Star Wars In Concert

Time travel has long been a concept that has intrigued and eluded even the most scientific of minds.  It is an idea most often associated with fiction but may one day be based on fact.  The creative works of H.G. Wells and his fantastic time machine, Steven Spielberg’s DeLorean and, most recently, the therapeutic waters of a hot tub, time, and time travel, conjure images of near limitless possibilities.

Jumping back in time to right a wrong, change your past or corrupt with prejudice or to thrust forward in time to answer the simple question: what happens next; traveling through time is an ability best preserved for the imagination of children and not willful disregard of men in power.

Still, the ability to be swept back in time, emotionally, is not so unusual; nor is it only reserved for the next iteration of Star Trek movies (seriously, what was the last Star Trek movie that didn’t involve some time/space rift of some sort).

But the time travel I refer to doesn’t involve any moving parts or well-oiled machinery.  All that is required are ones memories and, more often than not, an unexpected shot of the human sense – be it smell, sight or sound.

On July 10, 2010 I was transported back in time to the summer of 1977 when I was a young boy of 6.  This act of time travel occurred while surrounded by hundreds of spectators in an auditorium filled to near capacity.  It happened when the first orchestral note was struck and a 3-story High Definition screen cut through the darkness with 2 words that have affected generations of fans:

Star Wars In Concert is a touring sight and sound spectacle that has, for reasons I can attest to, been receiving wonderfully rave reviews.  The iconic composition of the entire 6-film saga, originally composed by the legendary John Williams, was performed (flawlessly I might add) by a full symphony and choir.

Accented by an occasional laser light show the music, performed in chronological order of the saga, was seamlessly edited to play in synch with some of the most memorable scenes from the Star Wars movies.  These movie clips (some with audio dialogue) were beautifully displayed on an amazingly clear, 3-story tall High Definition screen.

The icing on this proverbial cake came in the form of none other than Anthony Daniels (C3PO to you non-Star Wars nerds out there).  Mr. Daniels’ experience as a London stage performer was evidenced by his grace and enunciation as he eloquently prefaced each symphonic story with a brief, storybook-like narration of the events and characters from the Star Wars universe.

Unless you’ve been stranded on a desert island most of your life the Star Wars epic should be intimately familiar to everyone reading this article; some, perhaps more so than others.  I grew up with Star Wars.  I was fortunate enough to see the original trilogy (Episodes IV, V & VI) in the theaters (some at a drive-in).  My childhood birthdays were filled with the latest and greatest Star Wars action figures, toys, posters and books.  At one point I even had a vinyl copy of The Empire Strikes Back.  The majority of my youthful collection has since been lovingly passed down to my son for his 5th birthday.  Still, after countless viewings of the Star Wars saga it wasn’t until the Star Wars In Concert experience that I truly understood and fully appreciated the John Williams’ compositions as stories in and of themselves.

Each of the main characters, some of the droids and even Han Solo’s ship, the Millennium Falcon, were provided their own musical score.  The notes played were the equivalent of the words used to tell that character’s story: tragic, adventurous or romantic.  They revealed an additional layer of the story’s complexity and stirred emotions in me that raised the hairs along my arms and plastered an uncontrollable smile on my face throughout the 2-hour performance.

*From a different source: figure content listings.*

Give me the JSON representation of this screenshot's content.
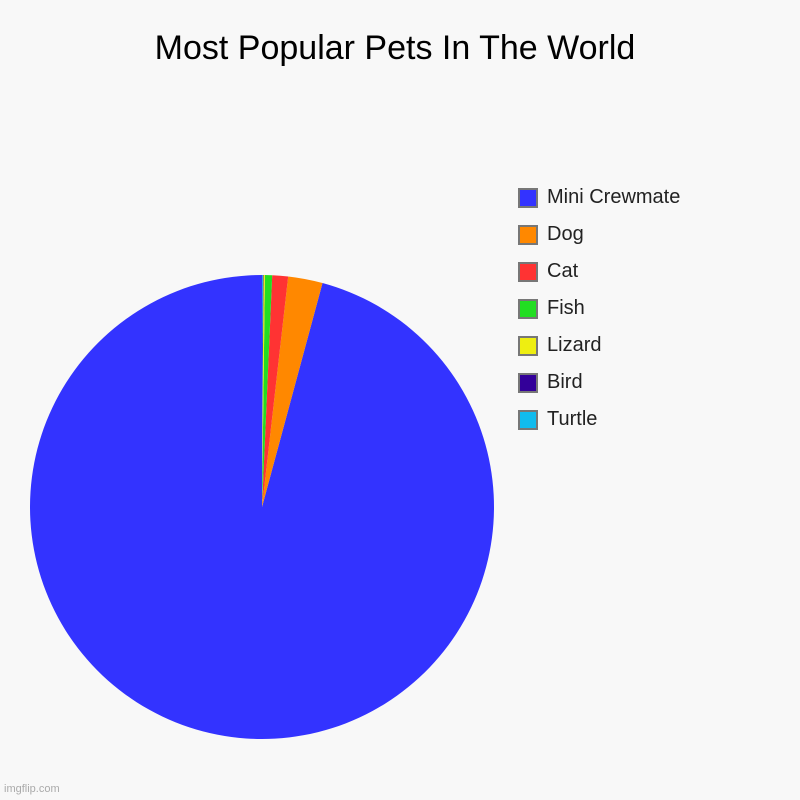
{
  "chart_data": {
    "type": "pie",
    "title": "Most Popular Pets In The World",
    "categories": [
      "Mini Crewmate",
      "Dog",
      "Cat",
      "Fish",
      "Lizard",
      "Bird",
      "Turtle"
    ],
    "values": [
      95.8,
      2.4,
      1.1,
      0.5,
      0.1,
      0.05,
      0.05
    ],
    "colors": [
      "#3333ff",
      "#ff8800",
      "#ff3333",
      "#22dd22",
      "#eeee11",
      "#330099",
      "#11bbee"
    ],
    "legend": "right",
    "start_angle": "12 o'clock",
    "direction": "counterclockwise"
  },
  "watermark": "imgflip.com"
}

It was these emotions that resulted in my euphoric travels back in time.  My childhood memories were shocked awake from their long slumber and I was instantly transported to a theater in Fond du Lac, WI during the summer of 1977.  I was vacationing with my family.  We were renting a cottage on Lake Winnebago.  After several parental debates about the appropriateness of my attending the matinee showing of Star Wars Episode IV: A New Hope I found myself wedged in- between my mother and a close family friend.  The theater lights dimmed, A Long Time Ago In A Galaxy Far, Far Away . . . appeared briefly on the screen only to be replaced by the main title accompanied by that now iconic musical score.

Star Wars In Concert was a wonderful event and I was fortunate enough to share this experience with my now 10-year-old son who was just as enthusiastic.  Perhaps it was the awe and wonder of seeing Star Wars on a giant screen.  Maybe he was still riding the high from getting up close and personal with some of the authentic props and costumes on display in the auditorium’s lobby.  I was expecting some sort of display.  A few movie posters or hired actors dressed up in various Star Wars costumes.  What we were given was so much more:

Star Wars In Concert won’t be touring forever.  The schedule appears to be very much limited from one city to the next.  Milwaukee, WI was only provided with 2 showings for the same day.  It’s quite possible larger cities may be allotted a greater number of showings while other cities might be skipped over entirely.  My point being, if you have an opportunity to participate in this experience – with a friend, family member or child of your own – take it!  Do not let this concert pass you by.  It was the most entertaining event of the past few years and is one that I anticipate will resonate with me for many years to come.